Adobe announced today that its new Project Primetime platform is going to the Olympics. The Primetime platform brings ad-supported TV content to the whole range of connected devices, including desktops, tablets, smartphones, and smart TVs. It offers broadcasters a single end-to-end workflow for creating and distributing content.
The BBC will uses two Primetime components for its online video distribution: Primetime Simulcast and Primetime Highlights. Primetime Simulcast uses Adobe Media Server technology, taking live broadcast feeds and streaming them to connected devices. Primetime Highlights lets a broadcast team create highlight clips instantly, using a single workflow for multiple screens.

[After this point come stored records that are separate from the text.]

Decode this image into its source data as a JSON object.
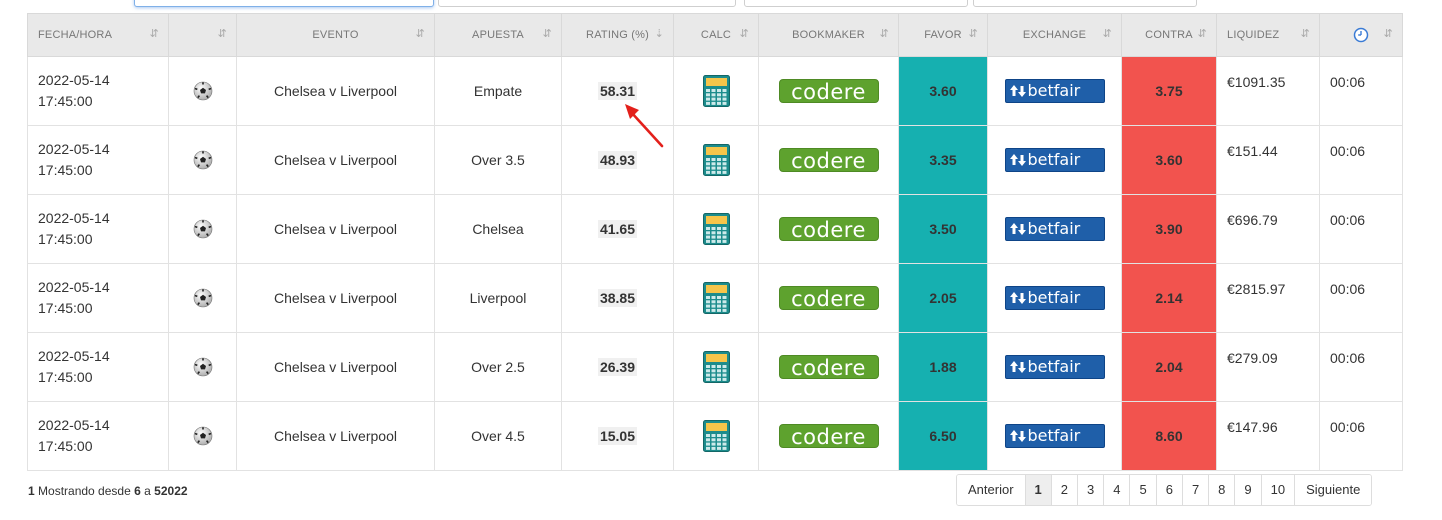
{
  "columns": [
    {
      "label": "FECHA/HORA",
      "sort": "⇵"
    },
    {
      "label": "",
      "sort": "⇵"
    },
    {
      "label": "EVENTO",
      "sort": "⇵"
    },
    {
      "label": "APUESTA",
      "sort": "⇵"
    },
    {
      "label": "RATING (%)",
      "sort": "⇣"
    },
    {
      "label": "CALC",
      "sort": "⇵"
    },
    {
      "label": "BOOKMAKER",
      "sort": "⇵"
    },
    {
      "label": "FAVOR",
      "sort": "⇵"
    },
    {
      "label": "EXCHANGE",
      "sort": "⇵"
    },
    {
      "label": "CONTRA",
      "sort": "⇵"
    },
    {
      "label": "LIQUIDEZ",
      "sort": "⇵"
    },
    {
      "label": "",
      "sort": "⇵",
      "icon": "clock-icon"
    }
  ],
  "bookmaker_logo": "codere",
  "exchange_logo": "betfair",
  "colors": {
    "favor": "#16b0b0",
    "contra": "#f2534e",
    "codere": "#5ea22e",
    "betfair": "#1f5fa9"
  },
  "rows": [
    {
      "date": "2022-05-14",
      "time": "17:45:00",
      "sport_icon": "soccer-ball-icon",
      "event": "Chelsea v Liverpool",
      "bet": "Empate",
      "rating": "58.31",
      "favor": "3.60",
      "contra": "3.75",
      "liquidity": "€1091.35",
      "age": "00:06"
    },
    {
      "date": "2022-05-14",
      "time": "17:45:00",
      "sport_icon": "soccer-ball-icon",
      "event": "Chelsea v Liverpool",
      "bet": "Over 3.5",
      "rating": "48.93",
      "favor": "3.35",
      "contra": "3.60",
      "liquidity": "€151.44",
      "age": "00:06"
    },
    {
      "date": "2022-05-14",
      "time": "17:45:00",
      "sport_icon": "soccer-ball-icon",
      "event": "Chelsea v Liverpool",
      "bet": "Chelsea",
      "rating": "41.65",
      "favor": "3.50",
      "contra": "3.90",
      "liquidity": "€696.79",
      "age": "00:06"
    },
    {
      "date": "2022-05-14",
      "time": "17:45:00",
      "sport_icon": "soccer-ball-icon",
      "event": "Chelsea v Liverpool",
      "bet": "Liverpool",
      "rating": "38.85",
      "favor": "2.05",
      "contra": "2.14",
      "liquidity": "€2815.97",
      "age": "00:06"
    },
    {
      "date": "2022-05-14",
      "time": "17:45:00",
      "sport_icon": "soccer-ball-icon",
      "event": "Chelsea v Liverpool",
      "bet": "Over 2.5",
      "rating": "26.39",
      "favor": "1.88",
      "contra": "2.04",
      "liquidity": "€279.09",
      "age": "00:06"
    },
    {
      "date": "2022-05-14",
      "time": "17:45:00",
      "sport_icon": "soccer-ball-icon",
      "event": "Chelsea v Liverpool",
      "bet": "Over 4.5",
      "rating": "15.05",
      "favor": "6.50",
      "contra": "8.60",
      "liquidity": "€147.96",
      "age": "00:06"
    }
  ],
  "footer": {
    "page": "1",
    "text_showing": "Mostrando desde",
    "from": "6",
    "text_to": "a",
    "total": "52022"
  },
  "pagination": {
    "prev": "Anterior",
    "pages": [
      "1",
      "2",
      "3",
      "4",
      "5",
      "6",
      "7",
      "8",
      "9",
      "10"
    ],
    "current": "1",
    "next": "Siguiente"
  }
}
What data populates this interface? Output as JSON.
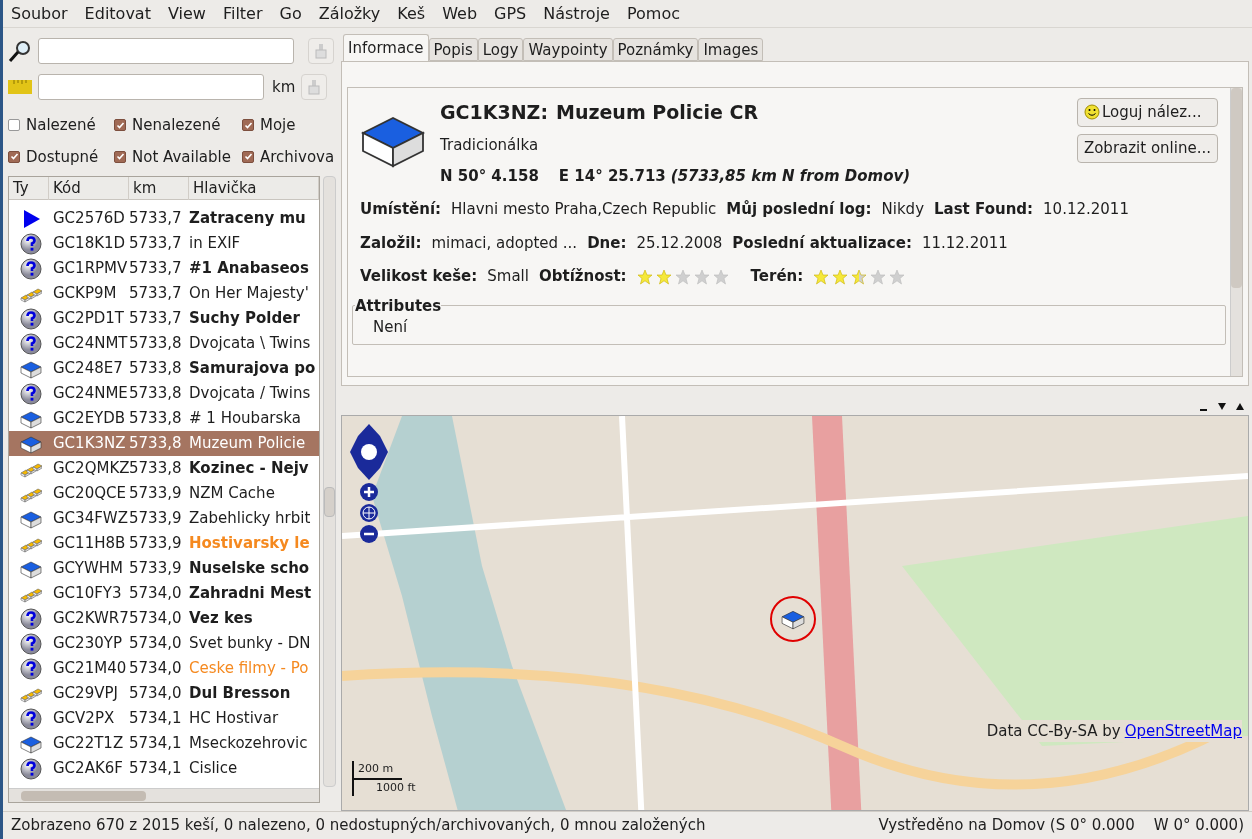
{
  "menu": [
    "Soubor",
    "Editovat",
    "View",
    "Filter",
    "Go",
    "Záložky",
    "Keš",
    "Web",
    "GPS",
    "Nástroje",
    "Pomoc"
  ],
  "search": {
    "unit": "km"
  },
  "filters": [
    {
      "label": "Nalezené",
      "checked": false
    },
    {
      "label": "Nenalezené",
      "checked": true
    },
    {
      "label": "Moje",
      "checked": true
    },
    {
      "label": "Dostupné",
      "checked": true
    },
    {
      "label": "Not Available",
      "checked": true
    },
    {
      "label": "Archivova",
      "checked": true
    }
  ],
  "table": {
    "columns": [
      "Ty",
      "Kód",
      "km",
      "Hlavička"
    ],
    "rows": [
      {
        "kind": "event",
        "code": "GC2576D",
        "km": "5733,7",
        "title": "Zatraceny mu",
        "bold": true,
        "highlighted": false,
        "selected": false
      },
      {
        "kind": "mystery",
        "code": "GC18K1D",
        "km": "5733,7",
        "title": "in EXIF",
        "bold": false,
        "highlighted": false,
        "selected": false
      },
      {
        "kind": "mystery",
        "code": "GC1RPMV",
        "km": "5733,7",
        "title": "#1 Anabaseos",
        "bold": true,
        "highlighted": false,
        "selected": false
      },
      {
        "kind": "multi",
        "code": "GCKP9M",
        "km": "5733,7",
        "title": "On Her Majesty'",
        "bold": false,
        "highlighted": false,
        "selected": false
      },
      {
        "kind": "mystery",
        "code": "GC2PD1T",
        "km": "5733,7",
        "title": "Suchy Polder",
        "bold": true,
        "highlighted": false,
        "selected": false
      },
      {
        "kind": "mystery",
        "code": "GC24NMT",
        "km": "5733,8",
        "title": "Dvojcata \\ Twins",
        "bold": false,
        "highlighted": false,
        "selected": false
      },
      {
        "kind": "traditional",
        "code": "GC248E7",
        "km": "5733,8",
        "title": "Samurajova po",
        "bold": true,
        "highlighted": false,
        "selected": false
      },
      {
        "kind": "mystery",
        "code": "GC24NME",
        "km": "5733,8",
        "title": "Dvojcata / Twins",
        "bold": false,
        "highlighted": false,
        "selected": false
      },
      {
        "kind": "traditional",
        "code": "GC2EYDB",
        "km": "5733,8",
        "title": "# 1 Houbarska",
        "bold": false,
        "highlighted": false,
        "selected": false
      },
      {
        "kind": "traditional",
        "code": "GC1K3NZ",
        "km": "5733,8",
        "title": "Muzeum Policie",
        "bold": false,
        "highlighted": false,
        "selected": true
      },
      {
        "kind": "multi",
        "code": "GC2QMKZ",
        "km": "5733,8",
        "title": "Kozinec - Nejv",
        "bold": true,
        "highlighted": false,
        "selected": false
      },
      {
        "kind": "multi",
        "code": "GC20QCE",
        "km": "5733,9",
        "title": "NZM Cache",
        "bold": false,
        "highlighted": false,
        "selected": false
      },
      {
        "kind": "traditional",
        "code": "GC34FWZ",
        "km": "5733,9",
        "title": "Zabehlicky hrbit",
        "bold": false,
        "highlighted": false,
        "selected": false
      },
      {
        "kind": "multi",
        "code": "GC11H8B",
        "km": "5733,9",
        "title": "Hostivarsky le",
        "bold": true,
        "highlighted": true,
        "selected": false
      },
      {
        "kind": "traditional",
        "code": "GCYWHM",
        "km": "5733,9",
        "title": "Nuselske scho",
        "bold": true,
        "highlighted": false,
        "selected": false
      },
      {
        "kind": "multi",
        "code": "GC10FY3",
        "km": "5734,0",
        "title": "Zahradni Mest",
        "bold": true,
        "highlighted": false,
        "selected": false
      },
      {
        "kind": "mystery",
        "code": "GC2KWR7",
        "km": "5734,0",
        "title": "Vez kes",
        "bold": true,
        "highlighted": false,
        "selected": false
      },
      {
        "kind": "mystery",
        "code": "GC230YP",
        "km": "5734,0",
        "title": "Svet bunky - DN",
        "bold": false,
        "highlighted": false,
        "selected": false
      },
      {
        "kind": "mystery",
        "code": "GC21M40",
        "km": "5734,0",
        "title": "Ceske filmy - Po",
        "bold": false,
        "highlighted": true,
        "selected": false
      },
      {
        "kind": "multi",
        "code": "GC29VPJ",
        "km": "5734,0",
        "title": "Dul Bresson",
        "bold": true,
        "highlighted": false,
        "selected": false
      },
      {
        "kind": "mystery",
        "code": "GCV2PX",
        "km": "5734,1",
        "title": "HC Hostivar",
        "bold": false,
        "highlighted": false,
        "selected": false
      },
      {
        "kind": "traditional",
        "code": "GC22T1Z",
        "km": "5734,1",
        "title": "Mseckozehrovic",
        "bold": false,
        "highlighted": false,
        "selected": false
      },
      {
        "kind": "mystery",
        "code": "GC2AK6F",
        "km": "5734,1",
        "title": "Cislice",
        "bold": false,
        "highlighted": false,
        "selected": false
      }
    ]
  },
  "tabs": [
    {
      "label": "Informace",
      "selected": true
    },
    {
      "label": "Popis",
      "selected": false
    },
    {
      "label": "Logy",
      "selected": false
    },
    {
      "label": "Waypointy",
      "selected": false
    },
    {
      "label": "Poznámky",
      "selected": false
    },
    {
      "label": "Images",
      "selected": false
    }
  ],
  "cache": {
    "kind": "traditional",
    "code": "GC1K3NZ:",
    "name": "Muzeum Policie CR",
    "type": "Tradicionálka",
    "lat": "N 50° 4.158",
    "lon": "E 14° 25.713",
    "distance": "(5733,85 km N from Domov)",
    "buttons": [
      {
        "label": "Loguj nález..."
      },
      {
        "label": "Zobrazit online..."
      }
    ],
    "lines": [
      [
        {
          "label": "Umístění:",
          "value": "Hlavni mesto Praha,Czech Republic"
        },
        {
          "label": "Můj poslední log:",
          "value": "Nikdy"
        },
        {
          "label": "Last Found:",
          "value": "10.12.2011"
        }
      ],
      [
        {
          "label": "Založil:",
          "value": "mimaci, adopted ..."
        },
        {
          "label": "Dne:",
          "value": "25.12.2008"
        },
        {
          "label": "Poslední aktualizace:",
          "value": "11.12.2011"
        }
      ]
    ],
    "size_label": "Velikost keše:",
    "size": "Small",
    "difficulty_label": "Obtížnost:",
    "difficulty": {
      "stars": 2
    },
    "terrain_label": "Terén:",
    "terrain": {
      "stars": 2.5
    },
    "attributes_title": "Attributes",
    "attributes": "Není"
  },
  "map": {
    "scale_m": "200 m",
    "scale_ft": "1000 ft",
    "attribution": "Data CC-By-SA by",
    "attribution_link": "OpenStreetMap"
  },
  "status": {
    "left": "Zobrazeno 670 z 2015 keší, 0 nalezeno, 0 nedostupných/archivovaných, 0 mnou založených",
    "right": "Vystředěno na Domov (S 0° 0.000    W 0° 0.000)"
  }
}
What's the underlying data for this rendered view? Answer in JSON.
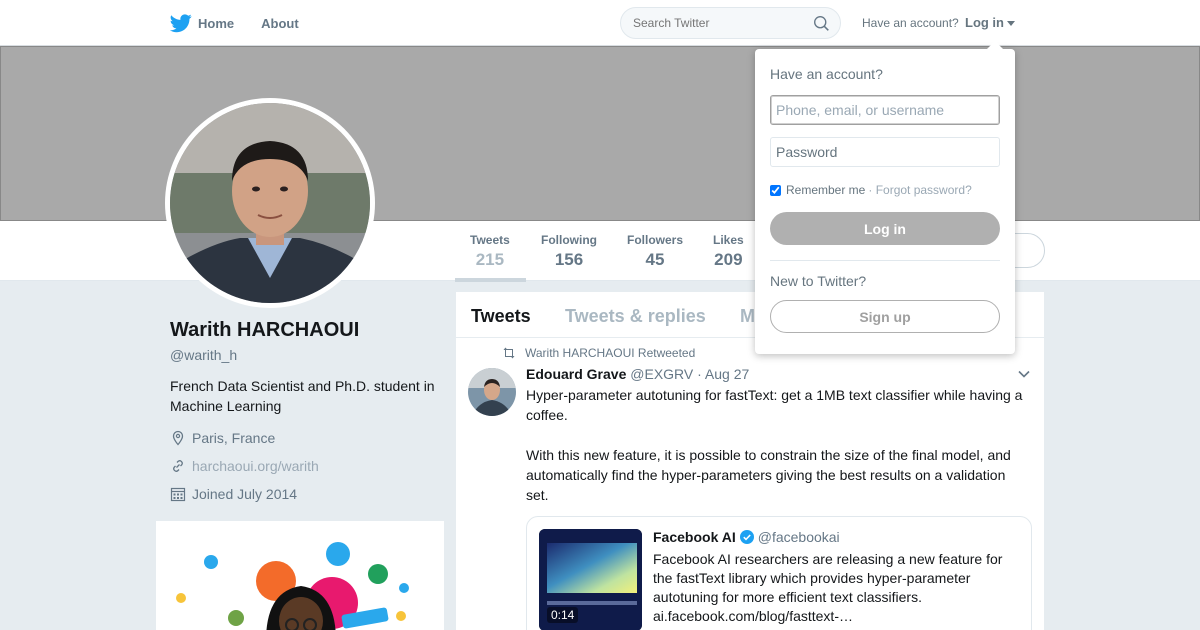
{
  "nav": {
    "home_label": "Home",
    "about_label": "About",
    "search_placeholder": "Search Twitter",
    "have_account": "Have an account?",
    "login_label": "Log in"
  },
  "profile": {
    "name": "Warith HARCHAOUI",
    "handle": "@warith_h",
    "bio": "French Data Scientist and Ph.D. student in Machine Learning",
    "location": "Paris, France",
    "website": "harchaoui.org/warith",
    "joined": "Joined July 2014"
  },
  "stats": [
    {
      "label": "Tweets",
      "value": "215"
    },
    {
      "label": "Following",
      "value": "156"
    },
    {
      "label": "Followers",
      "value": "45"
    },
    {
      "label": "Likes",
      "value": "209"
    }
  ],
  "tabs": [
    "Tweets",
    "Tweets & replies",
    "M"
  ],
  "tweet": {
    "retweet_line": "Warith HARCHAOUI Retweeted",
    "author_name": "Edouard Grave",
    "author_handle": "@EXGRV",
    "date": "· Aug 27",
    "text_p1": "Hyper-parameter autotuning for fastText: get a 1MB text classifier while having a coffee.",
    "text_p2": "With this new feature, it is possible to constrain the size of the final model, and automatically find the hyper-parameters giving the best results on a validation set."
  },
  "quote": {
    "name": "Facebook AI",
    "handle": "@facebookai",
    "text": "Facebook AI researchers are releasing a new feature for the fastText library which provides hyper-parameter autotuning for more efficient text classifiers. ai.facebook.com/blog/fasttext-…",
    "duration": "0:14"
  },
  "login_dropdown": {
    "title": "Have an account?",
    "username_placeholder": "Phone, email, or username",
    "password_placeholder": "Password",
    "remember_label": "Remember me",
    "forgot_label": "· Forgot password?",
    "login_button": "Log in",
    "new_label": "New to Twitter?",
    "signup_button": "Sign up"
  },
  "colors": {
    "brand": "#1da1f2",
    "banner": "#a9a9a9",
    "background": "#e6ecf0"
  }
}
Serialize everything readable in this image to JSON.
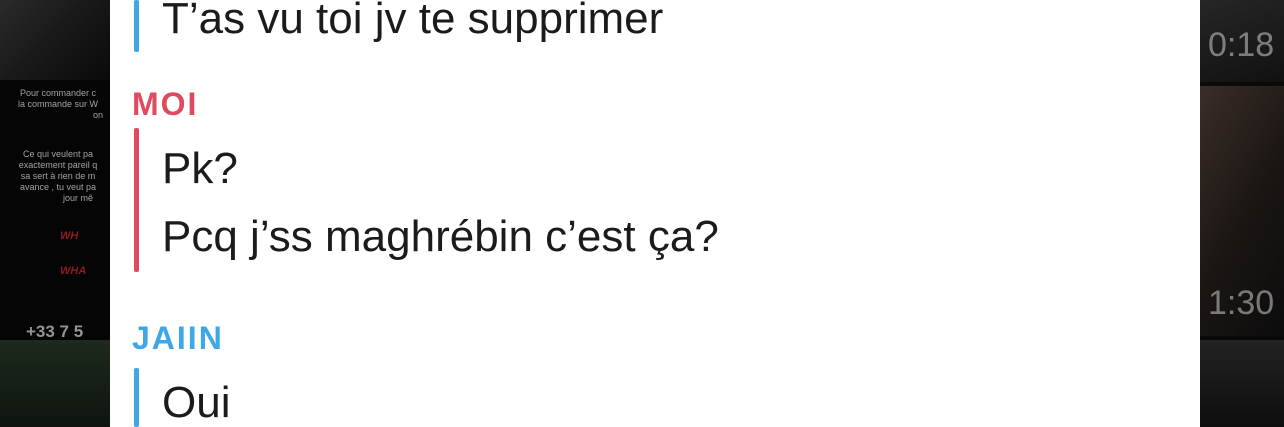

Adobe began planning the project with the BBC in early 2012, before Project Primetime had its name. Failover and redundancy were key challenges, since Adobe needed to ensure that the platform was broadcast-ready, and that consumers didn't have their Olympic experiences interrupted. HTTP Dynamic Streaming (HDS) and HTTP Live Streaming (HLS) support also presented challenges.
Using Project Primetime, the BBC will provide 24 live HD streams with 2500 hours of coverage. Users will have control over which events they watch and in what order, and will be able to use pause and rewind features.
The full Project Primetime will be available in the second half of 2012.